The first big issue to face President-elect Trump's Environmental Protection Agency will not be rolling back climate change regulations, but rather a proposal by the refinery industry looking to upend the agency's renewable fuel program.

Some refiners want to change the Renewable Fuel Standard so that they are no longer on the hook for complying with the standard, which requires refiners to blend primarily corn-based ethanol and other renewable fuels into the nation's gasoline and diesel supplies.

Instead, they want to change the "point of obligation" from the refiners to those that actually sell the fuel, like wholesalers and convenience stores WaWa and Sheetz, which control their own supply chain.

The issue has created a collaboration among strange bedfellows in opposing the switch. The oil and renewable fuel industries are now joining together, instead of fighting each other, in urging the EPA to swiftly deny a petition by some refiners led by Valero, one of the largest refiners in the country, to change the program.

The EPA has "proposed to reject" the Valero petition "that set off a 60-day comment window that I believe expires around Jan. 23, which means it will be one of the first things that the new EPA administrator has on his desk," said David Fialkov with the National Association of Truck Stop Operators, one of the groups opposing the petition, in an interview with the Washington Examiner.

It is not clear where Oklahoma Attorney General Scott Pruitt, Trump's nominee to head the agency, "stands on this issue," Fialkov said. "He has obviously been an opponent of the [Renewable Fuel Standard] in general, but then again so has [the American Petroleum Institute] and API doesn't want to change the point of obligation either because they recognize that the market disruption that would result is not desirable."

The American Petroleum Institute, the lead trade group for the oil and gas industry, signed a letter sent last month to the EPA with the ethanol industry opposing the proposed change. The change would not only increase the regulatory burden on retail fuel suppliers, but it also would increase the cost of fuel for the average consumer and hurt the economy, the trade groups said in the letter.

On Wednesday, a poll is being released that shows that average voters don't like Valero's idea, either.

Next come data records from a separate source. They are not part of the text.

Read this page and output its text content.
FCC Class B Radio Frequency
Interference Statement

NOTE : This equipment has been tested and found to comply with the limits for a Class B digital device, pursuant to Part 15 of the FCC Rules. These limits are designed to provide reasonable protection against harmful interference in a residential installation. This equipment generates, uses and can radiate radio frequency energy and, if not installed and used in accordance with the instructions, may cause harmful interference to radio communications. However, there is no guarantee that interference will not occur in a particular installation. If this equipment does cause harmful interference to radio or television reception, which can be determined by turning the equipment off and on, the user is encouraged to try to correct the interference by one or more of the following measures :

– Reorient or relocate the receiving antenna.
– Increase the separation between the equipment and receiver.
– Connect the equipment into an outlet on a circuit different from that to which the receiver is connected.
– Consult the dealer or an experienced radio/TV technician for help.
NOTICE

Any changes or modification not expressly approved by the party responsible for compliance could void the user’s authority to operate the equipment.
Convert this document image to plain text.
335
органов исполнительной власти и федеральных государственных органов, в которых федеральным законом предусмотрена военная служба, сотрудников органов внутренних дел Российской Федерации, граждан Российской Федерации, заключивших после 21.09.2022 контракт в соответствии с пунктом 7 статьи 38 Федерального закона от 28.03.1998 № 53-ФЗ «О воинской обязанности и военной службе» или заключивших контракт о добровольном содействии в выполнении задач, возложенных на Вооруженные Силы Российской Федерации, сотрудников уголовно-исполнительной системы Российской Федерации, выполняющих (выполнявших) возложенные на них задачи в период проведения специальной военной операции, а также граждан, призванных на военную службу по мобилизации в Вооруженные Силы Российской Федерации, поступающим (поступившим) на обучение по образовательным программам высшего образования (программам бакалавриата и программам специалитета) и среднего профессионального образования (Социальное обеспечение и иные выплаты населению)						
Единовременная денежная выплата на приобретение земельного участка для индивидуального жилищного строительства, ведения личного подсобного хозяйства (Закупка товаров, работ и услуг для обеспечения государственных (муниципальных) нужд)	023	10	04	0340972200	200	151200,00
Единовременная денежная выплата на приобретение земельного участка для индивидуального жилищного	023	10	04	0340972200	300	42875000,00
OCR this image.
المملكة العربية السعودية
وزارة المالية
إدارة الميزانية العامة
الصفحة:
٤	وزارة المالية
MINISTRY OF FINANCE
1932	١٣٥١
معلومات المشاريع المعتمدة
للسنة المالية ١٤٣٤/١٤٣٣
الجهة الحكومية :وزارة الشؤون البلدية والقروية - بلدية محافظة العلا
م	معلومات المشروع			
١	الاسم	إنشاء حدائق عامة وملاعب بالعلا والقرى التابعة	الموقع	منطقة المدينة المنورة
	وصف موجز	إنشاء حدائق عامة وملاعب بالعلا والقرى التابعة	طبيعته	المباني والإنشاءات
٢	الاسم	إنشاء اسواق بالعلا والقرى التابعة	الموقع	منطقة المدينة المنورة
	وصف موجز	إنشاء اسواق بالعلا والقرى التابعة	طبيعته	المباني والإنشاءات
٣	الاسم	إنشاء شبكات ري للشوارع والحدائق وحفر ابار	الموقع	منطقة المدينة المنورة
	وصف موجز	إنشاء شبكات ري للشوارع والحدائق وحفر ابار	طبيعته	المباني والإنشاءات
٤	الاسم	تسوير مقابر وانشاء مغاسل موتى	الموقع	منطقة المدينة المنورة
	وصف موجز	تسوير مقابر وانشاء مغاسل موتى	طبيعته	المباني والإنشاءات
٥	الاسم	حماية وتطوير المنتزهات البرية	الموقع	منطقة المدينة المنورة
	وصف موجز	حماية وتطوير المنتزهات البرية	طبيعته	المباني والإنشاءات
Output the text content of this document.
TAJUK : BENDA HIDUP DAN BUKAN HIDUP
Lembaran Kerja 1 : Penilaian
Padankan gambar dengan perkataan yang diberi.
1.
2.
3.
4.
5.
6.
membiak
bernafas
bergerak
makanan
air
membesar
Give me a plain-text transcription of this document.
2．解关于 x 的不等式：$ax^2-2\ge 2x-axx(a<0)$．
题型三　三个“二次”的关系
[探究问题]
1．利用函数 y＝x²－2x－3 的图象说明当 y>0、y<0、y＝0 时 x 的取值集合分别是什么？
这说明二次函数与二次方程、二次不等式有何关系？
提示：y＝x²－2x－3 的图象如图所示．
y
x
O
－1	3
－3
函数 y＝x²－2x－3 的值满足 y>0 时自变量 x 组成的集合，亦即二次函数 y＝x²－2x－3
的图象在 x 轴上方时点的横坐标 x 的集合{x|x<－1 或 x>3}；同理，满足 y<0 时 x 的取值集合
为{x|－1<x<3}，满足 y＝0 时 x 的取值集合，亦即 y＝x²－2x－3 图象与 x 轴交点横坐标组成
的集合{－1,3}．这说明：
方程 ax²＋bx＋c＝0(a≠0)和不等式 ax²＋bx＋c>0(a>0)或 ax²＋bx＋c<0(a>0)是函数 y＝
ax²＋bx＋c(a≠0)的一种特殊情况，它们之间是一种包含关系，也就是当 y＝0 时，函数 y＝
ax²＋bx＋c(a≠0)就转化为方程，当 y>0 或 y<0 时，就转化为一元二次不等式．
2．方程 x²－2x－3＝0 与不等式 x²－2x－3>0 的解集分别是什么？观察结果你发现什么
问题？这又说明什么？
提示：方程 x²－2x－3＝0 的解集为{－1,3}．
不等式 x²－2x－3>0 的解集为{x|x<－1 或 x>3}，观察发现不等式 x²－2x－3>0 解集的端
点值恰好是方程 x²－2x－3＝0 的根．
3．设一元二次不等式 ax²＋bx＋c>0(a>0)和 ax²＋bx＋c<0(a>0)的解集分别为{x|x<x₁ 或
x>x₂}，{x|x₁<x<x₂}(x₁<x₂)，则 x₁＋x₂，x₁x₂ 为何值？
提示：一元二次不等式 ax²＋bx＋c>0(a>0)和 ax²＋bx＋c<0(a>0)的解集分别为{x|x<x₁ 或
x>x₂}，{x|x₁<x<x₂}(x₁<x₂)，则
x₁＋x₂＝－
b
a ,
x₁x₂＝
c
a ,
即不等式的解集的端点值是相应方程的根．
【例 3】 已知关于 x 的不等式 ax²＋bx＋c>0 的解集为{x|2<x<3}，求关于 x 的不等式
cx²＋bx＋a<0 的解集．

A coalition of trade groups representing convenience stores, and gas and diesel stations, including Fialkov's group, are using the poll to show EPA, as well as Pruitt, that changing the structure of the standard would be the wrong move.

The poll showed that 86 percent of voters "believe that changing compliance requirements would pass the burden onto businesses and individuals with higher gas prices at the pump," according to an executive summary of the poll's findings. Respondents were informed about how the federal government uses the fuel standard to encourage the use of renewable fuels and which groups are required to comply. The poll was conducted online Nov. 3-7 by pollster PSB among 1,201 likely voters nationwide, and had a margin of error of 2.83 percent.

The refiners that have the most problem with the program are "merchant refiners" such as Monroe Energy, which is owned by Delta Air Lines. Valero is a special case, but because it is refining more fuel than it is buying ethanol to blend into, it now fits in the merchant category, Fialkov said.

Basically, they don't have the capacity to blend ethanol and other renewable fuels into gasoline and diesel to be able to comply with the fuel rules, so they want the program changed to only include those companies that have the wherewithal to both purchase gasoline and diesel and blend it with renewable fuels.

Supporters of leaving the fuel standard alone are worried that Pruitt may endorse Valero's proposed changes, as Trump adviser Carl Icahn is a top donor with interests in merchant refineries.

It has been suggested that Icahn had a say in Trump picking Pruitt as EPA administrator because he opposed the fuel standard, even though Trump said during the campaign that he supports the program.

Icahn wrote an op-ed in last month's Wall Street Journal in which he explained that Icahn Enterprises, where he serves as chairman, "indirectly controls CVR Refining, a merchant refiner that is losing hundreds of millions of dollars because of the Renewable Fuel Standard." He wrote how the added expense of buying renewable fuel credits to meet the standard could bankrupt the merchant refiners, while helping to bankroll the major oil companies that can cash in on the excess credits they generate since they can blend more fuel than they refine.

"Those blenders, often gas-station chains, earn windfall profits by generating [renewable credits] that the merchant refiners are forced to buy to comply with the law," Icahn said. "Big integrated oil firms are practically exempt: Most of them blend more fuel than they refine, meaning they end up with excess [credits] to sell," he argued.

"The [renewable credit] program is effectively doing for the Big Oil firms what the Federal Trade Commission would never allow them to do for themselves: destroy their competitors in the refining business," Icahn said. "If merchant refiners go under, the Big Oil oligopolies will be strengthened and gasoline prices will go up, with ripple effects throughout the economy — lower consumer spending, decreased travel, higher shipping costs, increased unemployment, labor market monopsony, decreased consumer confidence, higher food prices, and less public funding for priorities like education. The failure of multiple refineries would absolutely wreck America's economy."

The merchant refiners also had argued that lifting the 40-year-old ban on oil exports would force them to shut down. The export ban was lifted in last year's spending bill.